Version 1.4 added support for the shell modifier with inward and outward direction enumerations. The select_faces_by_axis selector was extended with the keep parameter (previously it always selected the max face). Error codes were renumbered to the current TCSL_Xnnn format. The circular_pattern function was added.

v1.3 (2026-02-28)

Version 1.3 introduced the tag separator $ for grouping related geometry in the Viewer’s scene tree (e.g., box$shelf_bracket). The linear_pattern function was added. Error code TCSL_E013 (forward reference) was added. The fillet and chamfer modifiers were added with the requirement that they be applied after boolean operations.

v1.2 (2026-01-15)

Version 1.2 added the scale transform, sphere constructor, and intersect boolean operation. The rad unit suffix was introduced for angles in radians. Unit conversion factors were formalized in the specification.

v1.1 (2025-12-01)

Version 1.1 introduced the let zone (previously, all variables were declared with input).

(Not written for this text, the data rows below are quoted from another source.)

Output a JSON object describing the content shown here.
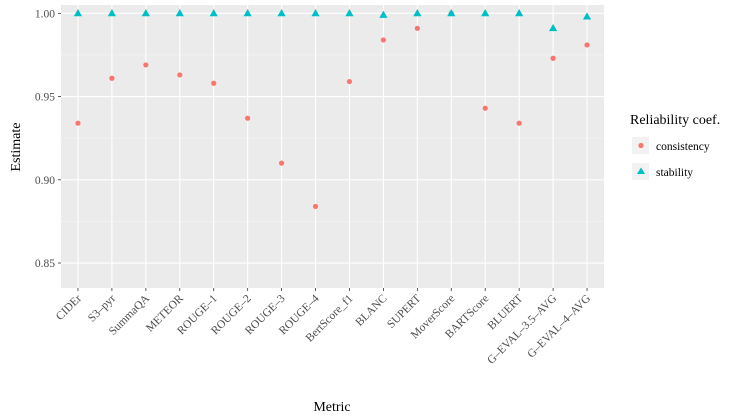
{
  "chart_data": {
    "type": "scatter",
    "xlabel": "Metric",
    "ylabel": "Estimate",
    "ylim": [
      0.835,
      1.005
    ],
    "yticks": [
      0.85,
      0.9,
      0.95,
      1.0
    ],
    "ytick_labels": [
      "0.85",
      "0.90",
      "0.95",
      "1.00"
    ],
    "grid": true,
    "legend": {
      "title": "Reliability coef.",
      "placement": "right"
    },
    "categories": [
      "CIDEr",
      "S3–pyr",
      "SummaQA",
      "METEOR",
      "ROUGE–1",
      "ROUGE–2",
      "ROUGE–3",
      "ROUGE–4",
      "BertScore_f1",
      "BLANC",
      "SUPERT",
      "MoverScore",
      "BARTScore",
      "BLUERT",
      "G–EVAL–3.5–AVG",
      "G–EVAL–4–AVG"
    ],
    "series": [
      {
        "name": "consistency",
        "marker": "circle",
        "color": "#F8766D",
        "values": [
          0.934,
          0.961,
          0.969,
          0.963,
          0.958,
          0.937,
          0.91,
          0.884,
          0.959,
          0.984,
          0.991,
          1.0,
          0.943,
          0.934,
          0.973,
          0.981
        ]
      },
      {
        "name": "stability",
        "marker": "triangle",
        "color": "#00BFC4",
        "values": [
          1.0,
          1.0,
          1.0,
          1.0,
          1.0,
          1.0,
          1.0,
          1.0,
          1.0,
          0.999,
          1.0,
          1.0,
          1.0,
          1.0,
          0.991,
          0.998
        ]
      }
    ]
  }
}
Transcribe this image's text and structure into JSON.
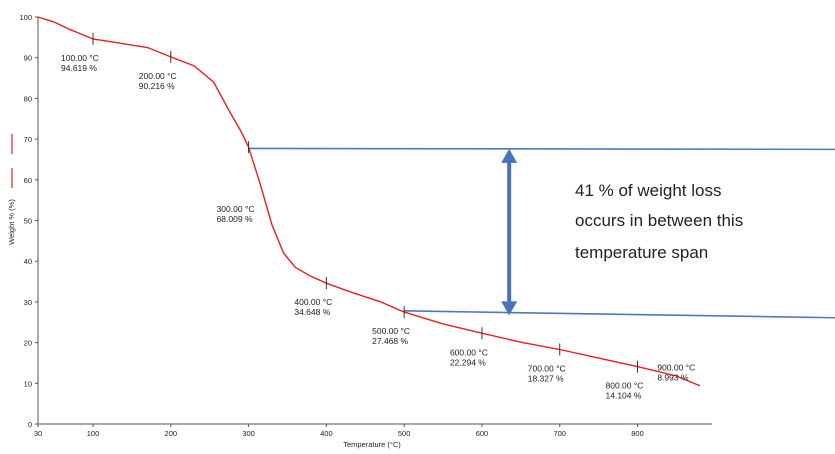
{
  "chart_data": {
    "type": "line",
    "xlabel": "Temperature (°C)",
    "ylabel": "Weight % (%)",
    "xlim": [
      30,
      890
    ],
    "ylim": [
      0,
      100
    ],
    "x_ticks": [
      30,
      100,
      200,
      300,
      400,
      500,
      600,
      700,
      800
    ],
    "y_ticks": [
      0,
      10,
      20,
      30,
      40,
      50,
      60,
      70,
      80,
      90,
      100
    ],
    "grid": false,
    "legend": "left",
    "series": [
      {
        "color": "#e8201c",
        "points": [
          [
            30,
            100
          ],
          [
            50,
            98.8
          ],
          [
            70,
            97.0
          ],
          [
            85,
            95.8
          ],
          [
            100,
            94.6
          ],
          [
            130,
            93.7
          ],
          [
            170,
            92.5
          ],
          [
            200,
            90.2
          ],
          [
            230,
            88.0
          ],
          [
            255,
            84.0
          ],
          [
            275,
            77.0
          ],
          [
            290,
            72.0
          ],
          [
            300,
            68.0
          ],
          [
            315,
            59.0
          ],
          [
            330,
            49.0
          ],
          [
            345,
            42.0
          ],
          [
            360,
            38.5
          ],
          [
            380,
            36.3
          ],
          [
            400,
            34.6
          ],
          [
            430,
            32.5
          ],
          [
            470,
            30.0
          ],
          [
            500,
            27.5
          ],
          [
            550,
            24.6
          ],
          [
            600,
            22.3
          ],
          [
            650,
            20.1
          ],
          [
            700,
            18.3
          ],
          [
            750,
            16.2
          ],
          [
            800,
            14.1
          ],
          [
            850,
            11.8
          ],
          [
            870,
            10.2
          ],
          [
            880,
            9.4
          ]
        ]
      }
    ],
    "annotations": [
      {
        "x": 100,
        "y": 94.619,
        "label": "100.00 °C\n94.619 %"
      },
      {
        "x": 200,
        "y": 90.216,
        "label": "200.00 °C\n90.216 %"
      },
      {
        "x": 300,
        "y": 68.009,
        "label": "300.00 °C\n68.009 %"
      },
      {
        "x": 400,
        "y": 34.648,
        "label": "400.00 °C\n34.648 %"
      },
      {
        "x": 500,
        "y": 27.468,
        "label": "500.00 °C\n27.468 %"
      },
      {
        "x": 600,
        "y": 22.294,
        "label": "600.00 °C\n22.294 %"
      },
      {
        "x": 700,
        "y": 18.327,
        "label": "700.00 °C\n18.327 %"
      },
      {
        "x": 800,
        "y": 14.104,
        "label": "800.00 °C\n14.104 %"
      },
      {
        "x": 900,
        "y": 8.993,
        "label": "900.00 °C\n8.993 %"
      }
    ],
    "reference_lines": [
      {
        "x1": 300,
        "y1": 67.7,
        "x2": 1320,
        "y2": 67.4,
        "color": "#4a7bbf"
      },
      {
        "x1": 500,
        "y1": 27.8,
        "x2": 1220,
        "y2": 25.6,
        "color": "#4a7bbf"
      }
    ],
    "span_arrow": {
      "x": 635,
      "y_top": 67.6,
      "y_bottom": 26.7,
      "color": "#4a72b8"
    },
    "note": [
      "41 % of weight loss",
      "occurs in between this",
      "temperature span"
    ]
  }
}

This separation enabled the Viewer to generate sliders only for base parameters while derived values recompute automatically. The rotate function was extended from 4 arguments (angle + axis) to 7 (angle + axis + center point).

v1.0 (2025-10-15) — Initial Release

Initial public release of the TCSL specification. Defined the four-zone structure, box and cylinder constructors, translate and rotate transforms, union and cut boolean operations, the pipeline operator |>, and the mandatory-units type system. Five length units (mm, cm, m, in, ft) and one angle unit (deg) were supported.